The basic structural element of your screenplay is the idea itself — a few sentences that describe your movie at a high level.
The story idea is vital to all phases of the filmmaking process. It’s what you’ll pitch to producers to attract financing. It’s what you’ll pitch to directors and actors to attract talent. And finally, it’s what will be pitched to moviegoers on opening weekend at the box office.
Next time you’re thinking about writing a new script, use this simple exercise to test your idea before you sit down to write.
Tell ten people about your movie and pay attention to their reactions.
How many of those ten people are excited about the idea? How many tell you they would pay to see your movie in the theater? How many follow up with you later to tell you how much they like the idea?
Set a high standard for yourself. Only pursue the script if nine out of ten people show genuine excitement about the idea.

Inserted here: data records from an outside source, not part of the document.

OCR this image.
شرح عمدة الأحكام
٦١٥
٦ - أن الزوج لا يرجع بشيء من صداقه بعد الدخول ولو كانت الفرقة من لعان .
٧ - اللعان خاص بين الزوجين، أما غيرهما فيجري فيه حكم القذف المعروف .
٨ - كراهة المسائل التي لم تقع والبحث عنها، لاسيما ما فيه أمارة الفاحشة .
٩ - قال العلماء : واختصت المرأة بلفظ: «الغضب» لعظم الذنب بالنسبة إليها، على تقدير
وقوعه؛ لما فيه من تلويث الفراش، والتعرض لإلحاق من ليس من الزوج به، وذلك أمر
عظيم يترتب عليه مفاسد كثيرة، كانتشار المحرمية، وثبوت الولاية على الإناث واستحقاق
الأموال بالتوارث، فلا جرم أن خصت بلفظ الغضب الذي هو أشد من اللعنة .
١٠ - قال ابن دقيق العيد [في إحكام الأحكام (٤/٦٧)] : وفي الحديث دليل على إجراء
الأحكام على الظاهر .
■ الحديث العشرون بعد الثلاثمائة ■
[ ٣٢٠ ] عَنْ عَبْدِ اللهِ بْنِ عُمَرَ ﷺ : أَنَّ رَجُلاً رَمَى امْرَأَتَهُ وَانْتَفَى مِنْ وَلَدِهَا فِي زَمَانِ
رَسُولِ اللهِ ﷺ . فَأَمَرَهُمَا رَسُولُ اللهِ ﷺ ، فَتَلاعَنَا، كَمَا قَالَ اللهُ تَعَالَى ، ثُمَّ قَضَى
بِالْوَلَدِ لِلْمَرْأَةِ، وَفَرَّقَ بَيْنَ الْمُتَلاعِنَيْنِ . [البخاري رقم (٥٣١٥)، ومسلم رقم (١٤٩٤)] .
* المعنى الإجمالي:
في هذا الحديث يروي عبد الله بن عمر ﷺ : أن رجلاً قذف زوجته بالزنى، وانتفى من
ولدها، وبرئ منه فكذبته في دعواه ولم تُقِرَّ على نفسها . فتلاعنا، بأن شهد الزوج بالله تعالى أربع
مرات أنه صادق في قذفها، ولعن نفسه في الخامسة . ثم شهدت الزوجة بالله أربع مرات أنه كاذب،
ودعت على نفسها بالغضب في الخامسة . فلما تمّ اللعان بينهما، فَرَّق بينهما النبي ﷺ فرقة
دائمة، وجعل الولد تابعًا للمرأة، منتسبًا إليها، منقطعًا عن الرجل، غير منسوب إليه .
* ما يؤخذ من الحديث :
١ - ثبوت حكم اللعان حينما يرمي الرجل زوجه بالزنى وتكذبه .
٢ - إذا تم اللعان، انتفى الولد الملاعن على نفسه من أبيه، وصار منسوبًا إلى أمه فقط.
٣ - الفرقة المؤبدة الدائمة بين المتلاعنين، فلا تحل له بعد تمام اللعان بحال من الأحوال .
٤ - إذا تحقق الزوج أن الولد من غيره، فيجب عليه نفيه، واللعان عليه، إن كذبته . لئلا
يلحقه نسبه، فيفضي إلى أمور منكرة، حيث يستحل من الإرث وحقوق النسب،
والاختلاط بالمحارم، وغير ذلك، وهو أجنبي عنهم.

You will likely spend hundreds of hours writing your screenplay. Don’t spend that time writing unless you know it’s an idea that people are really excited about.
Use people’s excitement as fuel to propel you through the writing process, which can be long, arduous and plagued with fear and self-doubt.
If you ever find yourself low on energy, tell someone new about your script. Their excitement will refill your tank and get you moving again.
The knowledge that people find your idea compelling will give you the confidence to focus on writing and finish the job.